Baca juga: 5 Fakta Unik Kebo Bule yang Diarak saat Kirab Malam 1 Suro, Ternyata Pengawal Pusaka Kerajaan
Meski demikian, malam 1 Suro kerap diperingati dengan sejumlah tradisi di sejumlah daerah di Indonesia.
Berikut sejumlah tradisi yang dirayakan masyarakat dalam menyambut malam 1 Suro.
LIHAT JUGA:
1. Tapa Bisu Mubeng Beteng (Jogja)
Tapa Bisu adalah tradisi tahunan berkeliling Keraton Yogyakarta tanpa sepatah kata pun.
Tradisi Mubeng Beteng Tapa Bisu Lampah sendiri sudah dilakukan sejak zaman Sri Sultan Hamengku Buwono II untuk menyambut turunnya malam pertama suro.
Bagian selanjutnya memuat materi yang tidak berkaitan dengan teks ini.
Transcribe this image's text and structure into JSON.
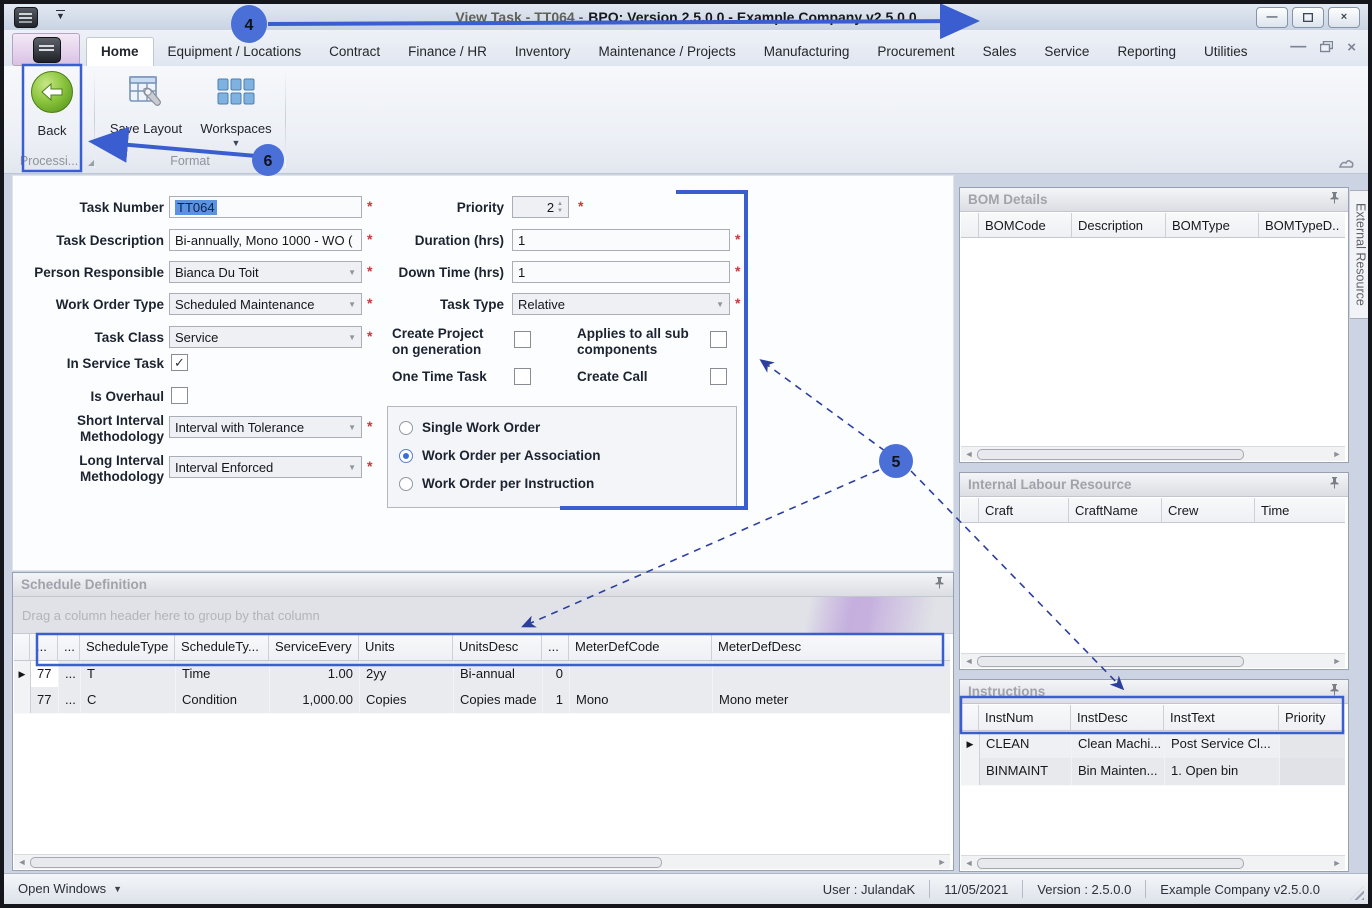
{
  "window": {
    "title_secondary": "View Task - TT064 -",
    "title_primary": "BPO: Version 2.5.0.0 - Example Company v2.5.0.0"
  },
  "tabs": {
    "items": [
      "Home",
      "Equipment / Locations",
      "Contract",
      "Finance / HR",
      "Inventory",
      "Maintenance / Projects",
      "Manufacturing",
      "Procurement",
      "Sales",
      "Service",
      "Reporting",
      "Utilities"
    ],
    "active": "Home"
  },
  "ribbon": {
    "back": "Back",
    "save_layout": "Save Layout",
    "workspaces": "Workspaces",
    "group_processing": "Processi...",
    "group_format": "Format"
  },
  "form": {
    "task_number": {
      "label": "Task Number",
      "value": "TT064"
    },
    "task_description": {
      "label": "Task Description",
      "value": "Bi-annually, Mono 1000 - WO ("
    },
    "person_responsible": {
      "label": "Person Responsible",
      "value": "Bianca Du Toit"
    },
    "work_order_type": {
      "label": "Work Order Type",
      "value": "Scheduled Maintenance"
    },
    "task_class": {
      "label": "Task Class",
      "value": "Service"
    },
    "in_service_task": {
      "label": "In Service Task",
      "checked": true,
      "glyph": "✓"
    },
    "is_overhaul": {
      "label": "Is Overhaul",
      "checked": false,
      "glyph": ""
    },
    "short_interval": {
      "label": "Short Interval Methodology",
      "value": "Interval with Tolerance"
    },
    "long_interval": {
      "label": "Long Interval Methodology",
      "value": "Interval Enforced"
    },
    "priority": {
      "label": "Priority",
      "value": "2"
    },
    "duration": {
      "label": "Duration (hrs)",
      "value": "1"
    },
    "down_time": {
      "label": "Down Time (hrs)",
      "value": "1"
    },
    "task_type": {
      "label": "Task Type",
      "value": "Relative"
    },
    "create_project": {
      "label": "Create Project on generation",
      "checked": false,
      "glyph": ""
    },
    "applies_sub": {
      "label": "Applies to all sub components",
      "checked": false,
      "glyph": ""
    },
    "one_time_task": {
      "label": "One Time Task",
      "checked": false,
      "glyph": ""
    },
    "create_call": {
      "label": "Create Call",
      "checked": false,
      "glyph": ""
    },
    "work_order_mode": {
      "options": [
        "Single Work Order",
        "Work Order per Association",
        "Work Order per Instruction"
      ],
      "selected": "Work Order per Association"
    }
  },
  "schedule": {
    "title": "Schedule Definition",
    "group_hint": "Drag a column header here to group by that column",
    "columns": [
      "...",
      "...",
      "ScheduleType",
      "ScheduleTy...",
      "ServiceEvery",
      "Units",
      "UnitsDesc",
      "...",
      "MeterDefCode",
      "MeterDefDesc"
    ],
    "rows": [
      [
        "77",
        "...",
        "T",
        "Time",
        "1.00",
        "2yy",
        "Bi-annual",
        "0",
        "",
        ""
      ],
      [
        "77",
        "...",
        "C",
        "Condition",
        "1,000.00",
        "Copies",
        "Copies made",
        "1",
        "Mono",
        "Mono meter"
      ]
    ]
  },
  "bom": {
    "title": "BOM Details",
    "columns": [
      "BOMCode",
      "Description",
      "BOMType",
      "BOMTypeD.."
    ]
  },
  "labour": {
    "title": "Internal Labour Resource",
    "columns": [
      "Craft",
      "CraftName",
      "Crew",
      "Time"
    ]
  },
  "instructions": {
    "title": "Instructions",
    "columns": [
      "InstNum",
      "InstDesc",
      "InstText",
      "Priority"
    ],
    "rows": [
      [
        "CLEAN",
        "Clean Machi...",
        "Post Service Cl...",
        ""
      ],
      [
        "BINMAINT",
        "Bin Mainten...",
        "1. Open bin",
        ""
      ]
    ]
  },
  "external_tab": "External Resource",
  "status": {
    "open_windows": "Open Windows",
    "user": "User : JulandaK",
    "date": "11/05/2021",
    "version": "Version : 2.5.0.0",
    "company": "Example Company v2.5.0.0"
  },
  "annotations": {
    "n4": "4",
    "n5": "5",
    "n6": "6",
    "accent": "#3a5ecf"
  }
}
Rangkaian ritual Tapa Bisu diawali dengan lagu Macapat yang dinyanyikan oleh para abdi dalem Keraton Srimanganti Yogyakarta.
Ada doa dan harapan dalam kata-kata balada lagu Macapat yang dinyanyikan.
Meditasi hening atau tapa bisu dimulai dari tengah malam hingga dini hari dan dimulai saat lonceng Kyai Brajanala dibunyikan sebanyak 12 kali di ring Keben.
Kemudian para abdi dalem peserta tirakat mulai berjalan mengitari benteng Keraton Yogyakarta.
Rute Tapa Bisu dimulai dari Kelurahan Pancaniti, Jalan Rotowijayan, Jalan Kauman, Jalan Agus Salim, Jalan Wahid Hasyim, Suryowijayan, melewati Pojok Beteng Kulon, Jalan MT Haryono, Pojok Beteng Wetan, Jalan Brigjen Katamso, Jalan Ibu Ruswo, dan berakhir di Alun-alun Utara.
Dalam tradisi Tapa Bisu, peserta berjalan dalam diam dan menempuh jarak sekitar 4 kilometer.
Rombongan Mubeng Beteng Tapa Bisu dipimpin para abdi dalem berpakaian Jawa tanpa keris dan sepatu, membawa bendera Indonesia dan bendera Keraton Yogyakarta.
Setiap panji merupakan simbol para abdi dalem serta lima penguasa daerah istimewa Provinsi Yogyakarta, antara lain Sleman, Bantul, Kulonprogo, Gunungkidul, dan kota Yogyakarta.
Di belakang para abdi dalem biasanya juga ada warga sekitar dan wisatawan yang ingin langsung tertarik dan mengikuti tradisi tersebut.
Selama berjalan-jalan di sekitar benteng pada saat Tapa Bisu Lampah, peserta tirakat tidak diperbolehkan untuk berbicara, makan, minum atau merokok.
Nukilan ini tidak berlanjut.